Category: Funerals

Joy Fraser

Joy Fraser and the lovely silk shroud


One of the things we love so much about current funeral practices is the ability for famlies to have so much choice around almost every aspect of a funeral.  Here at State of Grace we offer a wide range of vessels for cremation, from the simple honesty of the cardboard coffin right through to our lovely David Trubridge pod, with many other choices in between.

We have been lucky enough to have the gorgeous silk shrouds designed by Miranda Brown and one of our familes recently created the most stunning farewell for their Mum using the shroud. Joy Fraser, whose Mum – Beryl – had died, organised most of the funeral herself and even acted as the celebrant at the service which was more of a family gathering, sharing stories and lovely memories with Beryl lying in state in her beautiful shroud.  Beryl had loved her garden, so Joy decided to create a garden around her. You can see from the photos (generously shared by Joy) that Beryl was indeed lying in a bed of flowers. We thought it ws so beautiful that it had to be shared and Joy was only too happy for us to tell you all about it in the hope that it may provide some inspiration.

Thank you Joy.


Back from beautiful Bali


Wow. We have had quite a month. Fran and I decided it was time for a break, so we left our families at home, convinced Rachel and Caro that yes they would be fine to run the business without us, and we headed off to the beautiful island of Bali.

Little did we know how perfect our timing was to be! It just so happened that we arrived during the week that mass cremations were happening, including a Royal cremation taking place from the palace in Ubud, where we were staying. The community was abuzz, with cremation preparations taking place in every nook and cranny. Hopefully I can atttach some pictures of the busy-ness that we witnessed – it was simply amazing. Three months work went into the cremation tower for the Royal cremation – a tower that was 30 metres high – and every inch was lovingly decorated by hand. The entire tower was carried on a bamboo platform carried by 100 men from the palace to the cemetery, over 1 km away. There the disinterred remains are placed into a huge replica bull, and burned. The ashes are later scattered at sea. Even the smaller villages had days and days of work going into their slightly  more modest cremations – each person being cremated still had the replica bull for their bones to be placed in.
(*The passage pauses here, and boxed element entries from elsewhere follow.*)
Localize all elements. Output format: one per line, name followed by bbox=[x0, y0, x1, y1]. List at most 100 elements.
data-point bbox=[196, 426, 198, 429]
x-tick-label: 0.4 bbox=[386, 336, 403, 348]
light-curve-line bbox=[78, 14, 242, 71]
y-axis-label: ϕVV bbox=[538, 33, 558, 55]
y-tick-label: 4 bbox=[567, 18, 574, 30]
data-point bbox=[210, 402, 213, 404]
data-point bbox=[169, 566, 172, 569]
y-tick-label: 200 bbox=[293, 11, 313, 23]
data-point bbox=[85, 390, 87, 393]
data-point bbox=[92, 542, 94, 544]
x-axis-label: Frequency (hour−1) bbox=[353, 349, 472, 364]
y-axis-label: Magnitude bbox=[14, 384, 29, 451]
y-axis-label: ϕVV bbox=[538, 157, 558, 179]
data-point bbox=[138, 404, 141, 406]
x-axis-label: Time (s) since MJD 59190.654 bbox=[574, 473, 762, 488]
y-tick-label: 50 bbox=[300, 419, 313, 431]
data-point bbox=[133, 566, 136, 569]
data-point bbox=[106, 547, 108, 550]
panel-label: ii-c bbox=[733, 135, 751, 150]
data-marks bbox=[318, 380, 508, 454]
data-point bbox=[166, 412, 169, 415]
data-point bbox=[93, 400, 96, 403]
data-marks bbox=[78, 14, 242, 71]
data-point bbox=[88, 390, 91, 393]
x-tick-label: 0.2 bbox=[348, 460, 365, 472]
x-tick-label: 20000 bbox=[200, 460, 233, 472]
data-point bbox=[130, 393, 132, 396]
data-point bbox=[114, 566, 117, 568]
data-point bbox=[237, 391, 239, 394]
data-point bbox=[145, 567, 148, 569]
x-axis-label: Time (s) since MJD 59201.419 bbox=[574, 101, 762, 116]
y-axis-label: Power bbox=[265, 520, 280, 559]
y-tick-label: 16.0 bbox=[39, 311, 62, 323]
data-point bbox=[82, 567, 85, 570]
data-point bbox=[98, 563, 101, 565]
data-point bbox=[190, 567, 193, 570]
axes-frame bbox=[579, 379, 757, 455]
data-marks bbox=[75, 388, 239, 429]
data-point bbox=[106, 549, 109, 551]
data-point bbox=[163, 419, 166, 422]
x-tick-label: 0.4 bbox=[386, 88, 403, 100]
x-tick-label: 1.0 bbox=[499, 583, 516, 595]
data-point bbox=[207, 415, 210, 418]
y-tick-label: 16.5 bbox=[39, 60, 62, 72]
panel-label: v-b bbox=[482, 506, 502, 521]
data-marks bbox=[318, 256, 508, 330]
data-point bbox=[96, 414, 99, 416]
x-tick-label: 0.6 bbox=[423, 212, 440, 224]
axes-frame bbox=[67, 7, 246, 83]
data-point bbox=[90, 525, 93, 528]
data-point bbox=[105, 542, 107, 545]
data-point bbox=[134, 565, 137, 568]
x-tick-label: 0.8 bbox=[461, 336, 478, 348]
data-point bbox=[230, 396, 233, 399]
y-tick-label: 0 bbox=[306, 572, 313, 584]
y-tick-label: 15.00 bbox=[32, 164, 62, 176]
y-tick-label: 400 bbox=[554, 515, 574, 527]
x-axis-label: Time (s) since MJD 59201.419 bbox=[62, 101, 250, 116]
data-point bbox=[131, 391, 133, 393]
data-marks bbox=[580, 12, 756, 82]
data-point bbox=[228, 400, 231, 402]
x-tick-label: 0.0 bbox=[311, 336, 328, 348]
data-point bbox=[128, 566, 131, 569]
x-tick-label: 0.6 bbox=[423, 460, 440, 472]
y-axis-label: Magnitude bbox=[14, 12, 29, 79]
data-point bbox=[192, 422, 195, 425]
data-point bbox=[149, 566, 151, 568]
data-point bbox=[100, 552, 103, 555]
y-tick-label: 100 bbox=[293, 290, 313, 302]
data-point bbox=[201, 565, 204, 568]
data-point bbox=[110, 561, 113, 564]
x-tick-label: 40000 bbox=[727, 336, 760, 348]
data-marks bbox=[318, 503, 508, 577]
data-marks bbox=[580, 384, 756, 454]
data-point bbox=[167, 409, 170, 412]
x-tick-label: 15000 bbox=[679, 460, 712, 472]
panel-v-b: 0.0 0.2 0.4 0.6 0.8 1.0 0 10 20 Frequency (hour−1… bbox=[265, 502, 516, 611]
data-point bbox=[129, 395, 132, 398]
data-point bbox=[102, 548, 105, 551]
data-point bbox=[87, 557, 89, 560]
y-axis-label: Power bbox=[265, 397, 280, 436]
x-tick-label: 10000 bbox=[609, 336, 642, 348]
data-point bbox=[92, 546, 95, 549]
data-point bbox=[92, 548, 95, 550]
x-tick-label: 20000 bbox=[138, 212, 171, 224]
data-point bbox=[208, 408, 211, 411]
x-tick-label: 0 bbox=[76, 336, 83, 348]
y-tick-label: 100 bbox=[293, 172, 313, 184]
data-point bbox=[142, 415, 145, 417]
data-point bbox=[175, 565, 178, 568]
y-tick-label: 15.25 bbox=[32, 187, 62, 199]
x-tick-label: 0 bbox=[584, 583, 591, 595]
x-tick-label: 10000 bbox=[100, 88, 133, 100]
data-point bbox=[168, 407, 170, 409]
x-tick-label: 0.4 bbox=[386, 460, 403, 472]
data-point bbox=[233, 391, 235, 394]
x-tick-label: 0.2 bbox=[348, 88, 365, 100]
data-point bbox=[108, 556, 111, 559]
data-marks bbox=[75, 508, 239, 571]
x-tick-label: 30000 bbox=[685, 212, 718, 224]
The remains are dug up from the grave by the family – the person could have been buried there anything up to five years before and waiting for an auspicious date, or for a time when the family could afford a cremation. The bones are carefully cleaned by family, then placed in a small dwelling awaiting the cremation.

It seems the entire island was engaged in some kind of cremation activity, so there was plenty of opportunity for us to stop and ask questions, take pictures, find out more and people were so generous with their time. When they found out that we were funeral directors, they without exception immediately exclaimed “Oh, good karma!”. Phew!

Aside from our cremation experiences in Bali, we had time for plenty of adventures, Most days we got up early, had some breakfast, put our backpacks on and headed off, exploring villages, rice paddies, countryside, talking to people and generally doing as we pleased. It was fabulous and we have come home with renewed energy for our work and for our families. Only now do we realise how tired we were before the trip. We have had funerals every day since our return, and everything seems to be so much more manageable.

We want to thank Rachel and Caro AGAIN for doing such a fantastic job of running State of Grace while we were gone, and coping with a very busy time with quite a few families to look after at once, Thank you, two wonderful women, we are lucky to have you.


The wonderful McCafferty quilt

We had the privilege of caring for William McCafferty recently, and were struck but the beautiful quilt lying across his coffin. The family very kindly allowed me to come and take some pictures. The quilt was made by Veronica Hampton, one of the family, who has created a real heirloom The quilt travels around the country as a comforter, and whoever needs it uses it for as long as they need to. It has spent some time in Christchurch where some of the family suffered through the earthquake, various places prior to that, and accompanied Bill on his final days at home.